The basic structure of immunoglobulin (Ig) molecules is a tetramer of two light chains and two heavy chains linked by disulfide bonds. There are two types of light chains: kappa and lambda, each composed of a constant domain (CL) and a variable domain (VL). There are five types of heavy chains: alpha, delta, epsilon, gamma and mu, all consisting of a variable domain (VH) and three (in alpha, delta and gamma) or four (in epsilon and mu) constant domains (CH1 to CH4). Ig molecules are highly modular proteins, in which the variable and constant domains have clear, conserved sequence patterns. The domains in Ig and Ig-like molecules are grouped into four types: V-set, C1-set, C2-set and I-set. Structural studies have shown that these domains share a common core Greek-key beta-sandwich structure, with the types differing in the number of strands in the beta-sheets as well as in their sequence patterns.

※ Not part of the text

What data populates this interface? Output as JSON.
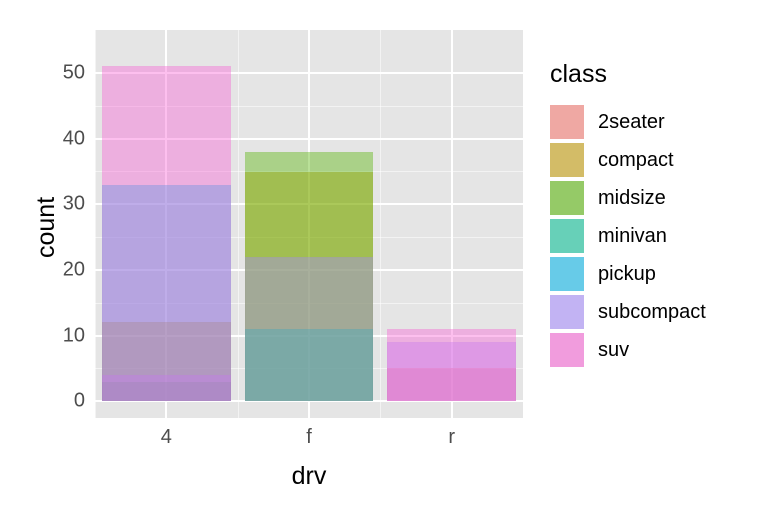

Immunoglobulin-like domains that are related in both sequence and structure can be found in several diverse protein families. Ig-like domains are involved in a variety of functions, including cell-cell recognition, cell-surface receptors, muscle structure and the immune system.
Studies indicate that the interactions essential for defining the structure of these beta sandwich proteins are also important in nucleation of folding, and that proteins containing this fold may share similar folding pathways even though the proteins may have low sequence homology. The fold consists of a beta-sandwich formed of 7 strands in 2 sheets with a Greek-key topology. Some members of the fold have additional strands. The Pfam alignments do not include the first and last strand of the immunoglobulin-like domain.